For AEM architects and developers concepts of data modeling should be second nature. As an example the differences between a hierarchy of data and references to data should be second nature. A clean demonstration of this would be a news feed. There are many ways to organize the posts that could go into a news feed but one simple method would be to have the list of posts as children of the news feed. This could come in the form of a news page with news post pages under it in a content hierarchy.
Another simple way of doing this would be to use a reference of some sort where the news feed itself contains references to news posts. Using these references the news feed could then find and display the posts. One benefit of this would be that the location of the posts would not matter. In the context of AEM this could come in the form of a content path or a tag and in the context of a relational database this could come in the form of a foreign key.
Another example of using hierarchy would be a navigation that displays its child and grandchild pages in a convenient way. Another example of a reference would be a simple link to a page. You might have a call to action style component that is configured to link to another page in which case the hierarchy of content does not matter but rather the existence of the reference. In either case these are fairly straightforward and simple approaches to content organization. There could of course be more involved approaches that could cover a wider array of business requirements using a search framework such as JCR queries or Solr.
Using references makes the relationship between the pages and components apparent in the data itself. However being tied to the data makes it harder to update this behavior later as the content may also need to change. Using hierarchy makes the relationship harder to see as it is defined in the business logic. All of this should of course be in the minds of the developers as they translate business requirements into data models and business logic. However to what degree should these concepts be in the minds of authors?
Manifold factors weigh into answering this question. To name only a couple would be the experience and skill level of the authors and the degree to which the product owners and subject matter experts want fine tuned control over the behavior of the system.
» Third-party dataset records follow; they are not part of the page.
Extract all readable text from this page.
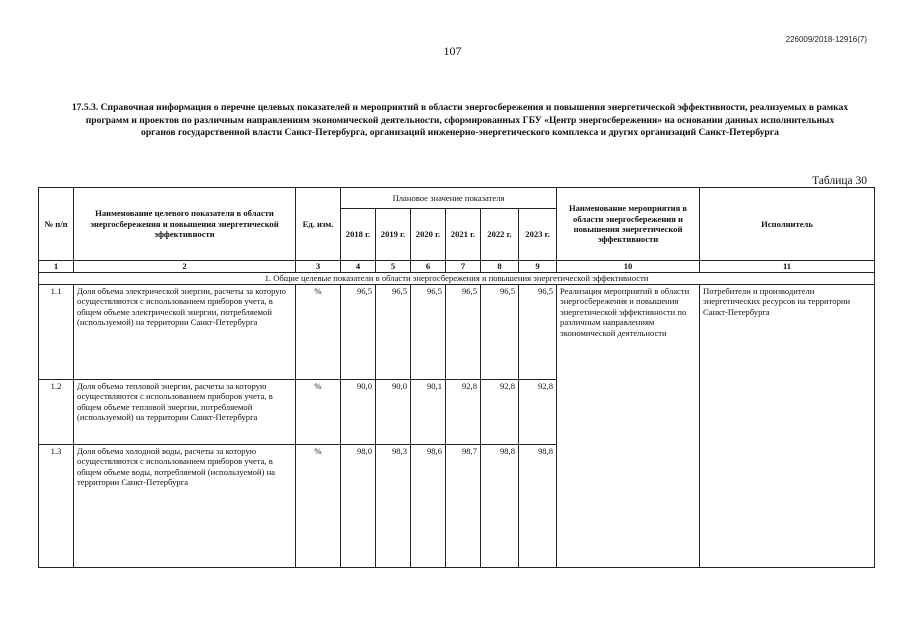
226009/2018-12916(7)
107
17.5.3. Справочная информация о перечне целевых показателей и мероприятий в области энергосбережения и повышения энергетической эффективности, реализуемых в рамках программ и проектов по различным направлениям экономической деятельности, сформированных ГБУ «Центр энергосбережения» на основании данных исполнительных органов государственной власти Санкт-Петербурга, организаций инженерно-энергетического комплекса и других организаций Санкт-Петербурга
Таблица 30
№ п/п	Наименование целевого показателя в области энергосбережения и повышения энергетической эффективности	Ед. изм.	Плановое значение показателя						Наименование мероприятия в области энергосбережения и повышения энергетической эффективности	Исполнитель
			2018 г.	2019 г.	2020 г.	2021 г.	2022 г.	2023 г.		
1	2	3	4	5	6	7	8	9	10	11
1. Общие целевые показатели в области энергосбережения и повышения энергетической эффективности										
1.1	Доля объема электрической энергии, расчеты за которую осуществляются с использованием приборов учета, в общем объеме электрической энергии, потребляемой (используемой) на территории Санкт-Петербурга	%	96,5	96,5	96,5	96,5	96,5	96,5	Реализация мероприятий в области энергосбережения и повышения энергетической эффективности по различным направлениям экономической деятельности	Потребители и производители энергетических ресурсов на территории Санкт-Петербурга
1.2	Доля объема тепловой энергии, расчеты за которую осуществляются с использованием приборов учета, в общем объеме тепловой энергии, потребляемой (используемой) на территории Санкт-Петербурга	%	90,0	90,0	90,1	92,8	92,8	92,8		
1.3	Доля объема холодной воды, расчеты за которую осуществляются с использованием приборов учета, в общем объеме воды, потребляемой (используемой) на территории Санкт-Петербурга	%	98,0	98,3	98,6	98,7	98,8	98,8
Regardless of these circumstantial factors I would argue that at the very least a conceptual model of these ideas should be explained and taught to the content authors. Very often developers only want to explain the output of the system and not the data organization that makes it possible. Content authors often follow suit and do not care to develop within their own minds the conceptual model of the data that they are interacting with.
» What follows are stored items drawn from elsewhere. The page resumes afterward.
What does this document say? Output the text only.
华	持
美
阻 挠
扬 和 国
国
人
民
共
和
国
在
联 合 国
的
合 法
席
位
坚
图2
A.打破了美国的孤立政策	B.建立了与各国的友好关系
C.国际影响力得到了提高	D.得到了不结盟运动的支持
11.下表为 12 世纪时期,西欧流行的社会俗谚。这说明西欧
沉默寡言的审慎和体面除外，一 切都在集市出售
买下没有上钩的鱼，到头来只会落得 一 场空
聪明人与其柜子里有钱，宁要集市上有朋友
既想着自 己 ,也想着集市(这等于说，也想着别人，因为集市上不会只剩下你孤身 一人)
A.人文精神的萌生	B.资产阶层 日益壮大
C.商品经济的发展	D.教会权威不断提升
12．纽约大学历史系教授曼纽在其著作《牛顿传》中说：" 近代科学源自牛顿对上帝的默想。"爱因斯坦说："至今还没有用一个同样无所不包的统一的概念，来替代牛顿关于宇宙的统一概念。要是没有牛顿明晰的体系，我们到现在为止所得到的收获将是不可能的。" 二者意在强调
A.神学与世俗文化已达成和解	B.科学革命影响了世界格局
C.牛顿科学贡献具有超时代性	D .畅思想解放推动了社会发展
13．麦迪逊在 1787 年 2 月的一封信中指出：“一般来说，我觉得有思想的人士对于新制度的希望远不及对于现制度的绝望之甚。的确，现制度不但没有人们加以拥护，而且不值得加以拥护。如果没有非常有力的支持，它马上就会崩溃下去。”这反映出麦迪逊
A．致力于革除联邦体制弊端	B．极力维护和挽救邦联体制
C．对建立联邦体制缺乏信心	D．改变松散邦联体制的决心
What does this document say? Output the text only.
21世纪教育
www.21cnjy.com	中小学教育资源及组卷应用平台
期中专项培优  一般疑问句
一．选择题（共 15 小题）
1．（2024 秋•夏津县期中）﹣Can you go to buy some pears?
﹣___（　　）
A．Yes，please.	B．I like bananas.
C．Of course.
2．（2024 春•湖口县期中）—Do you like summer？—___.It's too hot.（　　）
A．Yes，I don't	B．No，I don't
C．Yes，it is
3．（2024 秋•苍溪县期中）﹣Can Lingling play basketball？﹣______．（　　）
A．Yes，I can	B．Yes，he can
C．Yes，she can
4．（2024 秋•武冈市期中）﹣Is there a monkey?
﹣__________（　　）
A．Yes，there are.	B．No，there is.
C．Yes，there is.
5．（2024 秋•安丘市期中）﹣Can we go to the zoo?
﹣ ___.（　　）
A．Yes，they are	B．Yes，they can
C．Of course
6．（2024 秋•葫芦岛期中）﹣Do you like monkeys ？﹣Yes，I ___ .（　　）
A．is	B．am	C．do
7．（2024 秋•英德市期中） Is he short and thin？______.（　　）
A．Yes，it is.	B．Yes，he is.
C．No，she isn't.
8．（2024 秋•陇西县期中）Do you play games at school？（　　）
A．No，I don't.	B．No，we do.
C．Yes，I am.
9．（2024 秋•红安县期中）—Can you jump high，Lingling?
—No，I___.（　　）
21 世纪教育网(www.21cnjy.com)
The reason that the content creators as well as the product creators need to have this conceptual model in their own minds is because they both join together to create the data that the world sees. This data is the real product, the true gem that is being mined. The tools developed that create and display the data are transient things that will come and go. If done properly the data that is being created in this process is what is most valuable but often the very thing that is most neglected. New features are exciting for both the developers and users while purposeful and controlled data creation is difficult. The former can be easily enhanced or replaced, the latter is in some sense irreplaceable.
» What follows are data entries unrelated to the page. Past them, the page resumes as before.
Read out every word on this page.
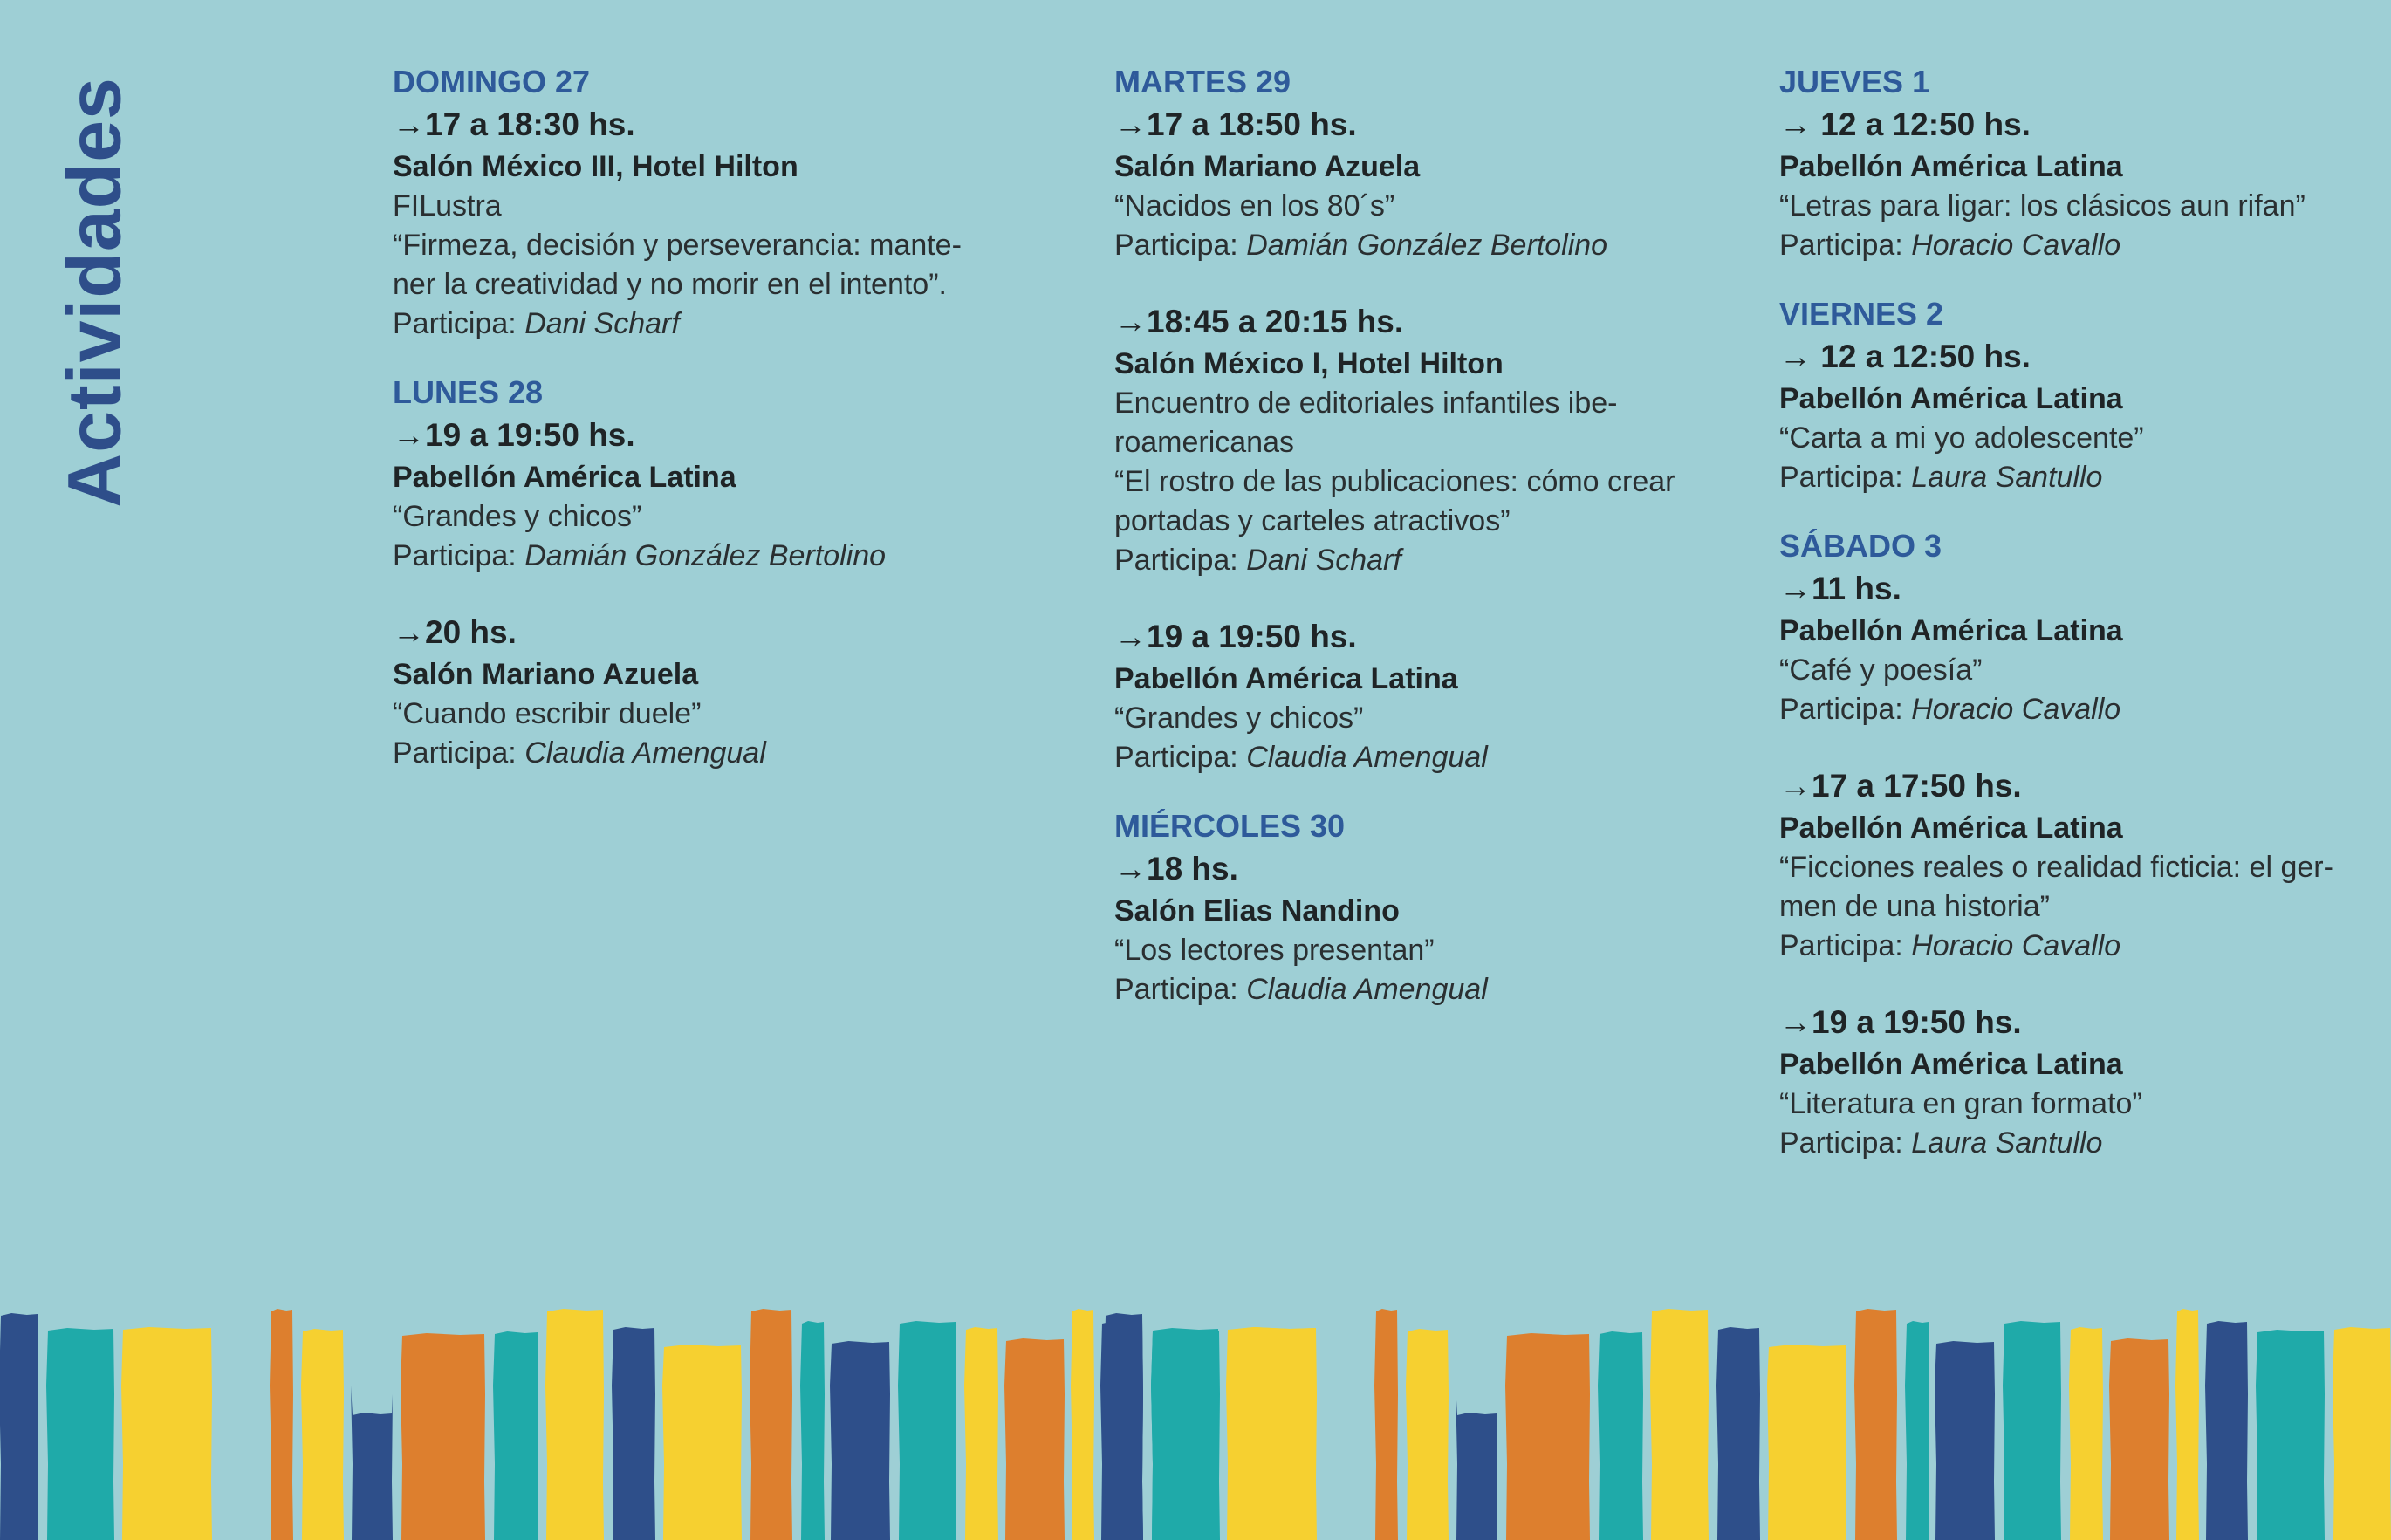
Actividades	DOMINGO 27
→17 a 18:30 hs.
Salón México III, Hotel Hilton
FILustra
“Firmeza, decisión y perseverancia: mante-
ner la creatividad y no morir en el intento”.
Participa: Dani Scharf
LUNES 28
→19 a 19:50 hs.
Pabellón América Latina
“Grandes y chicos”
Participa: Damián González Bertolino
→20 hs.
Salón Mariano Azuela
“Cuando escribir duele”
Participa: Claudia Amengual
MARTES 29
→17 a 18:50 hs.
Salón Mariano Azuela
“Nacidos en los 80´s”
Participa: Damián González Bertolino
→18:45 a 20:15 hs.
Salón México I, Hotel Hilton
Encuentro de editoriales infantiles ibe-
roamericanas
“El rostro de las publicaciones: cómo crear
portadas y carteles atractivos”
Participa: Dani Scharf
→19 a 19:50 hs.
Pabellón América Latina
“Grandes y chicos”
Participa: Claudia Amengual
MIÉRCOLES 30
→18 hs.
Salón Elias Nandino
“Los lectores presentan”
Participa: Claudia Amengual
JUEVES 1
→ 12 a 12:50 hs.
Pabellón América Latina
“Letras para ligar: los clásicos aun rifan”
Participa: Horacio Cavallo
VIERNES 2
→ 12 a 12:50 hs.
Pabellón América Latina
“Carta a mi yo adolescente”
Participa: Laura Santullo
SÁBADO 3
→11 hs.
Pabellón América Latina
“Café y poesía”
Participa: Horacio Cavallo
→17 a 17:50 hs.
Pabellón América Latina
“Ficciones reales o realidad ficticia: el ger-
men de una historia”
Participa: Horacio Cavallo
→19 a 19:50 hs.
Pabellón América Latina
“Literatura en gran formato”
Participa: Laura Santullo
Developers should be concerned with data integrity with respect to the limits they place upon the creation of content. However content creators should be concerned with data integrity as well with respect to how they use the tools that they have been given. Empowering them for this long term task is essential for optimizing the usage of any content management system. They should understand how the content that they see on their pages arrives there. In addition they should understand how their interactions with the content management system will affect not only what they see in the location that they are making the update but also how it drives content and functionality elsewhere. Giving this ability to the content creators of understanding how local changes affects global functionality should be on the forefront of anyone designing or implementing a content management solution.